第2話:崩れ始めた信念
自分の投稿が批判されたことで動揺したアオイは、それでもフォーラムでの安心感を求めていつものコミュニティに戻る。しかし、以前と同じように仲間の支持を受けても、心の中に残る疑念を拭いきれない自分に気づく。「自分の意見は本当に正しいのか?」という思いが頭から離れなくなっていた。
その日の放課後、アオイはクラスメートのミズキと偶然話す機会がある。ミズキは異なる意見や価値観に寛容で、常に他人の話を冷静に聞く姿勢を持っている子だ。アオイは、ミズキが環境問題について自分とは違う意見を持っていることを思い出し、ためらいながらも尋ねてみる。「どうしてそう思うの?」と。
ミズキはアオイに対して、環境問題における多様な視点を淡々と話し始める。
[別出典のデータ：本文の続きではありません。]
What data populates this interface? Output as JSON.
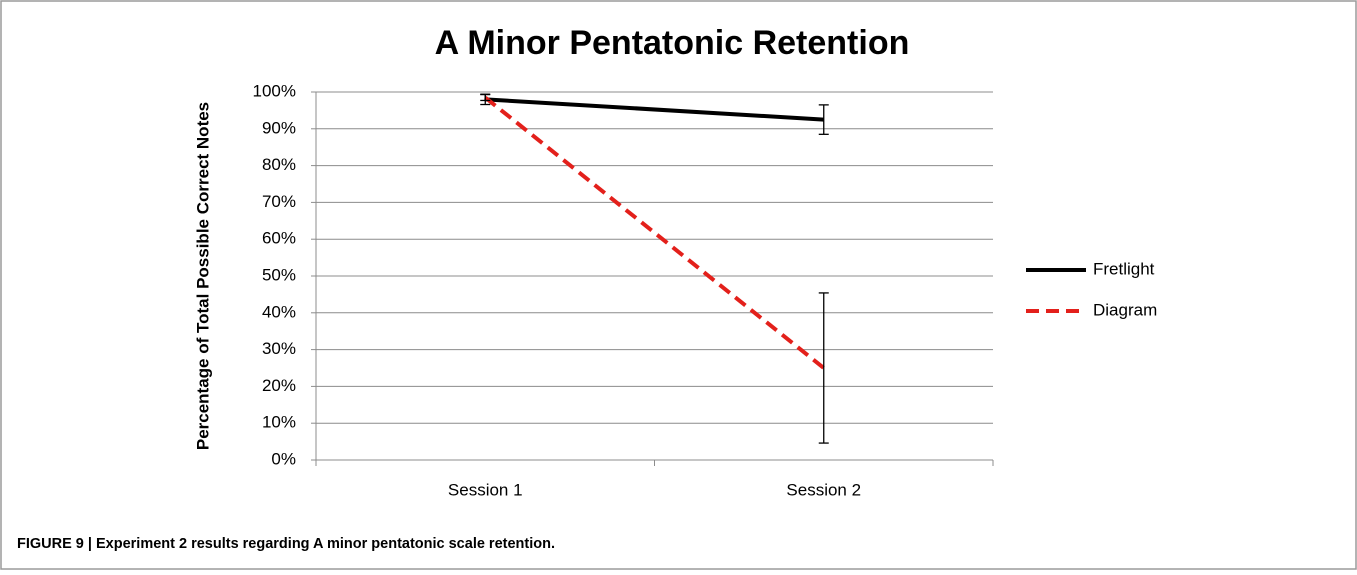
{
  "chart_data": {
    "type": "line",
    "title": "A Minor Pentatonic Retention",
    "y_label": "Percentage of Total Possible Correct Notes",
    "categories": [
      "Session 1",
      "Session 2"
    ],
    "series": [
      {
        "name": "Fretlight",
        "color": "#000000",
        "dashed": false,
        "values": [
          98,
          92.5
        ],
        "errors": [
          1.4,
          4
        ]
      },
      {
        "name": "Diagram",
        "color": "#e3201b",
        "dashed": true,
        "values": [
          98.5,
          25
        ],
        "errors": [
          0.8,
          20.4
        ]
      }
    ],
    "ylim": [
      0,
      100
    ],
    "yticks": [
      {
        "value": 0,
        "label": "0%"
      },
      {
        "value": 10,
        "label": "10%"
      },
      {
        "value": 20,
        "label": "20%"
      },
      {
        "value": 30,
        "label": "30%"
      },
      {
        "value": 40,
        "label": "40%"
      },
      {
        "value": 50,
        "label": "50%"
      },
      {
        "value": 60,
        "label": "60%"
      },
      {
        "value": 70,
        "label": "70%"
      },
      {
        "value": 80,
        "label": "80%"
      },
      {
        "value": 90,
        "label": "90%"
      },
      {
        "value": 100,
        "label": "100%"
      }
    ],
    "grid": true,
    "legend": "right"
  },
  "caption": "FIGURE 9 | Experiment 2 results regarding A minor pentatonic scale retention."
}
特定の解決策が他の人々や産業にどんな影響を与えるか、実現可能性の面での課題、そして急進的な方法が必ずしも「正しい」わけではないことを丁寧に説明してくれた。アオイは、これまで自分が「正しい」と信じていた意見だけを支持するコミュニティに囲まれていたため、ミズキのような視点があることをまったく考えたことがなかったと感じる。
その夜、アオイは再びフォーラムにアクセスし、自分がかつて「間違っている」と切り捨てていた意見にも目を向ける決意をする。しかし、見知らぬ意見に触れることは思っていた以上に苦痛だった。自分の信じてきたことが揺らぐような感覚に襲われ、不安と葛藤が彼女の中で渦巻く。
やがて、アオイはあることに気づく。それは、フォーラム内の投稿が「いいね」や支持を得やすいものに偏っていることだ。否定的な意見や反対意見が少なく、彼女が安心感を抱いていたのは、自分と同じ考えの人が多くいるという「錯覚」に過ぎなかったのかもしれないと思い始める。アオイは、自分が一方的な意見に囲まれていた「エコーチェンバー」の中にいたことを初めて自覚し、その環境から抜け出す方法を探し始める。